Staff Specialist IT - Site Reliability Engineer
infineon
Job Description
In your new role you will:
- Design, develop, and maintain large-scale distributed systems, focusing on reliability, scalability, and performance.
- Collaborate with development teams to identify and prioritize system improvements, and develop solutions to meet business needs.
- Develop and implement automation tools and processes to improve efficiency, reduce downtime, and enhance system reliability.
- Monitor and troubleshoot system issues, identifying root causes and implementing fixes.
- Develop and maintain technical documentation, including system design documents, operational guides, and knowledge base articles.

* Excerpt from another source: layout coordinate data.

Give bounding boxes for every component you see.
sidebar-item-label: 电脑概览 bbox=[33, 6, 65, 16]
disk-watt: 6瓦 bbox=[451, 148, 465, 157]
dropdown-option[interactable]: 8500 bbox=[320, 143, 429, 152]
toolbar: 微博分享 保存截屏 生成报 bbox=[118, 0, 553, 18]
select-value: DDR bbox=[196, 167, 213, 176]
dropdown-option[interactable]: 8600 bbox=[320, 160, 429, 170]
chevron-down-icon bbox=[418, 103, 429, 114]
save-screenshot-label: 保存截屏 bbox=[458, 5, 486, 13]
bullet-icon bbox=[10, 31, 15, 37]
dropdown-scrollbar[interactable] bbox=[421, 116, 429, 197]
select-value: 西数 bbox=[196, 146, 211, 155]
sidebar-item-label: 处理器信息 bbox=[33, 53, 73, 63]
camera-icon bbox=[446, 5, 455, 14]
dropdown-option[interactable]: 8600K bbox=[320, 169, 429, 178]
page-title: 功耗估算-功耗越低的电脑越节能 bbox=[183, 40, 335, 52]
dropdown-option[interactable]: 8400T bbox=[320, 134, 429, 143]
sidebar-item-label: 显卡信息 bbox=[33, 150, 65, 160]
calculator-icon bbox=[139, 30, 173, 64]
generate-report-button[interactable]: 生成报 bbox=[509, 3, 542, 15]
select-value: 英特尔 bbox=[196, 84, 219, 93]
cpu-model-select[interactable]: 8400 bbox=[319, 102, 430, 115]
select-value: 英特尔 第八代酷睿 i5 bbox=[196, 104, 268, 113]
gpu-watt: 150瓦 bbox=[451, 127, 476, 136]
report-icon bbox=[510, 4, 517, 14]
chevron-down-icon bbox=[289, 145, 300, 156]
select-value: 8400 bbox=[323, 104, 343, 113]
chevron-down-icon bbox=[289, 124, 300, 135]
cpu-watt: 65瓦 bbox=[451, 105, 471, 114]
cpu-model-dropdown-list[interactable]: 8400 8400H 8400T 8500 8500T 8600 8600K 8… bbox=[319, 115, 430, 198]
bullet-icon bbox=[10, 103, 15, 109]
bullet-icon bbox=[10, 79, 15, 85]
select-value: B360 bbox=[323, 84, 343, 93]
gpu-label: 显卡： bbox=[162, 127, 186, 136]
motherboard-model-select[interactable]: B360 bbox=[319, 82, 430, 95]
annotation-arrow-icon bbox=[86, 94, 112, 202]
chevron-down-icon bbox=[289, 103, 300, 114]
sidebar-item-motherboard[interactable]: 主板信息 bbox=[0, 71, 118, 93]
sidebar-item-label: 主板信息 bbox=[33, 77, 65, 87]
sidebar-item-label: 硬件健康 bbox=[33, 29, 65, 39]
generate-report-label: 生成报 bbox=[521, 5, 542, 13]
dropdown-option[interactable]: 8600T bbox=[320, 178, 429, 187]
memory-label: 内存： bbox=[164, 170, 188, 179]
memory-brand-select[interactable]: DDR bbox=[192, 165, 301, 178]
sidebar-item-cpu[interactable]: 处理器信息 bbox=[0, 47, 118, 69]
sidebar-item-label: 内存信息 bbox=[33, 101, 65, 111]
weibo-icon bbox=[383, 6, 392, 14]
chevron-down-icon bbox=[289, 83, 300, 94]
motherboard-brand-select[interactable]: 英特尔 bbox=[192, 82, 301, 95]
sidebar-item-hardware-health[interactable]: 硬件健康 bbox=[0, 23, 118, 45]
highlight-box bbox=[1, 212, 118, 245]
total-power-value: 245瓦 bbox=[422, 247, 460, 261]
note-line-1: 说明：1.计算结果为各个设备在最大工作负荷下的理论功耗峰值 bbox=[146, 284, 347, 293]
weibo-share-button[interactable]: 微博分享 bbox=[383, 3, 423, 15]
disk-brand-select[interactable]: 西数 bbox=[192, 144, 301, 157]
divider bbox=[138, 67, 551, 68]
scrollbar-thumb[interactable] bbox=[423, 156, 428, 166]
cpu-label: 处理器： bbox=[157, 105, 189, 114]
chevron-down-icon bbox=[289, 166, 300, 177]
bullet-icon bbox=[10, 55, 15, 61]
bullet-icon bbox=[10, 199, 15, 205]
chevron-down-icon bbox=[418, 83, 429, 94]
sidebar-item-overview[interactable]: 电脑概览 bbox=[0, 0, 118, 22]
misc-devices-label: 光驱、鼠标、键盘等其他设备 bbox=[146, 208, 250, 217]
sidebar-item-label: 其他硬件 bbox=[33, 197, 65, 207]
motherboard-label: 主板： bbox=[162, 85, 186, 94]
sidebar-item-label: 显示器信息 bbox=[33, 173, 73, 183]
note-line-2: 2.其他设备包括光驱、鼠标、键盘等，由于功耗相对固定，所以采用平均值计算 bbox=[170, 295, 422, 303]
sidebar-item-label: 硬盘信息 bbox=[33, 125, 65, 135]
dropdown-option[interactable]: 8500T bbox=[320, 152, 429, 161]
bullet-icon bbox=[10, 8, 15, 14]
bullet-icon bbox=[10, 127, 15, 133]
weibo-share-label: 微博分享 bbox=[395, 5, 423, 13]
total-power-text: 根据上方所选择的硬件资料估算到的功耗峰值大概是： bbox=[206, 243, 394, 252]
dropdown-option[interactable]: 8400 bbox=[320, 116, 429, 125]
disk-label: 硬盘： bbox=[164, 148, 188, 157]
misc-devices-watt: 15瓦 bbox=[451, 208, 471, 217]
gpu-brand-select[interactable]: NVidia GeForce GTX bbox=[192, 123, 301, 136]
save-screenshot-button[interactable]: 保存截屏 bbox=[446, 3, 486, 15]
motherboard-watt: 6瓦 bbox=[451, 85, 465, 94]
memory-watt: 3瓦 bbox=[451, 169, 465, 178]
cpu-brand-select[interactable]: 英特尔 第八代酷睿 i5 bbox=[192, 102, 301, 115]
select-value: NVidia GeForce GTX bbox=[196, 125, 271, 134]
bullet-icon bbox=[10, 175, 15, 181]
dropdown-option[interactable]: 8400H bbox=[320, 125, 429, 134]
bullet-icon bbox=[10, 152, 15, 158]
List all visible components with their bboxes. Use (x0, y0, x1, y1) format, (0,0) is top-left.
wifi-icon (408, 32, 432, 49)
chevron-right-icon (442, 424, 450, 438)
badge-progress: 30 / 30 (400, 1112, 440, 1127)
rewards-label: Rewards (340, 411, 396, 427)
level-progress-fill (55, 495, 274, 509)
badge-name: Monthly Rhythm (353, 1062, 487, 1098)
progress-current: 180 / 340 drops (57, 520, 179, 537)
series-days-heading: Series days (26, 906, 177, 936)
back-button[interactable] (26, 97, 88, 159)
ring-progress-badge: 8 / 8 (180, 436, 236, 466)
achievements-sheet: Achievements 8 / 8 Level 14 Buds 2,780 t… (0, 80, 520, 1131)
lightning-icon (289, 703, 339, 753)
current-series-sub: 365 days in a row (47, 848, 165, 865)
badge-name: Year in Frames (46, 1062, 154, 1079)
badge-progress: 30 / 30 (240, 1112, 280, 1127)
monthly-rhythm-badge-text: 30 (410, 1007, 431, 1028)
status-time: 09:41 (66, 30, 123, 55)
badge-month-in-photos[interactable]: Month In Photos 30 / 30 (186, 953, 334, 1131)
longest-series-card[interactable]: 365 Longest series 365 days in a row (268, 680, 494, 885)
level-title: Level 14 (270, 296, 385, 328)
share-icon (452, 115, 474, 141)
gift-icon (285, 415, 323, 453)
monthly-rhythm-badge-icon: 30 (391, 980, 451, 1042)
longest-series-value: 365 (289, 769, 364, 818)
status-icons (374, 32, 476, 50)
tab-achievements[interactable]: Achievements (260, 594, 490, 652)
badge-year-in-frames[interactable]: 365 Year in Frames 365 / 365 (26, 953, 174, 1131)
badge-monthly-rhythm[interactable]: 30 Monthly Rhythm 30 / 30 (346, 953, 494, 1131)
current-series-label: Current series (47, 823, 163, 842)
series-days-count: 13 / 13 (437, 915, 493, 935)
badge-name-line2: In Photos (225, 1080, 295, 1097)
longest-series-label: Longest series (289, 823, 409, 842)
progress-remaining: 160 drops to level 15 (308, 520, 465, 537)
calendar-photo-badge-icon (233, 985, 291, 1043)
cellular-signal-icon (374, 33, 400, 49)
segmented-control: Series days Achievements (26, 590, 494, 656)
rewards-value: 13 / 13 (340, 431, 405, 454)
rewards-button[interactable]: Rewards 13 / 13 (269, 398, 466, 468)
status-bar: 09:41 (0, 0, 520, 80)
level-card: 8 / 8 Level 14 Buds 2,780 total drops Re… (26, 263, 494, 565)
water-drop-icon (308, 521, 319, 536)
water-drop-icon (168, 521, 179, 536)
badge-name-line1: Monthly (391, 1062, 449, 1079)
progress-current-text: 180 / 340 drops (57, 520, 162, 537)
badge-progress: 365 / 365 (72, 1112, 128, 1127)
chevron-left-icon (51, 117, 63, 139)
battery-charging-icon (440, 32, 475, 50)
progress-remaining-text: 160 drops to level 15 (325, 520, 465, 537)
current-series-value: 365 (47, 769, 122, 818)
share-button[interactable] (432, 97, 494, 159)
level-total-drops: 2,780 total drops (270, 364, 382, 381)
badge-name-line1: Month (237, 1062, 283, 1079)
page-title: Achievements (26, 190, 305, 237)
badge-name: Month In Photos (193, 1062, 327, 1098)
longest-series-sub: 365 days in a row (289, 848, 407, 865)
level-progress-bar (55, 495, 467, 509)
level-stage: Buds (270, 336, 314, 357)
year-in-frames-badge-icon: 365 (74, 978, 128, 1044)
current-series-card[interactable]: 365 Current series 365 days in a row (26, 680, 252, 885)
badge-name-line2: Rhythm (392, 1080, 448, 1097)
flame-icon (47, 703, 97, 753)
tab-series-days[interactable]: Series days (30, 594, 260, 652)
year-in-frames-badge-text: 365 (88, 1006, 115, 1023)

- Participate in on-call rotations, providing 24/7 support for our systems and infrastructure.
- Collaborate with cross-functional teams to ensure seamless integration of systems and services.
- Stay up-to-date with industry trends, best practices, and emerging technologies, applying this knowledge to improve our systems and processes.
Your Profile
You are best equipped for this task if you have:
- Bachelor's degree in Computer Science, Engineering, or a related field.
- 5+ years of experience in a similar role, with a focus on system Reliability, scalability, and performance.
- Strong programming skills in languages such as Python, Java, C++, or Go.
- Experience with cloud-based infrastructure, such as AWS, GCP, or Azure.
- In-depth knowledge of Linux/Unix operating systems, networking protocols, and distributed systems.
- Experience with automation tools such as Ansible, Puppet, or Chef.
- Strong understanding of monitoring and logging tools, such as Prometheus, Grafana, or ELK.
- Excellent problem-solving skills, with the ability to debug complex issues.
- Strong communication and collaboration skills, with the ability to work effectively with cross-functional teams.
- Experience with agile development methodologies and version control systems such as Git.
Nice to Have:
- Experience with containerization using Docker, Kubernetes, or similar technologies.
- Knowledge of security best practices and compliance frameworks such as HIPAA or PCI-DSS.
- Experience with machine learning or artificial intelligence applications.
- Certification in a relevant field, such as AWS Certified DevOps Engineer or Google Cloud Certified - Professional Cloud Developer.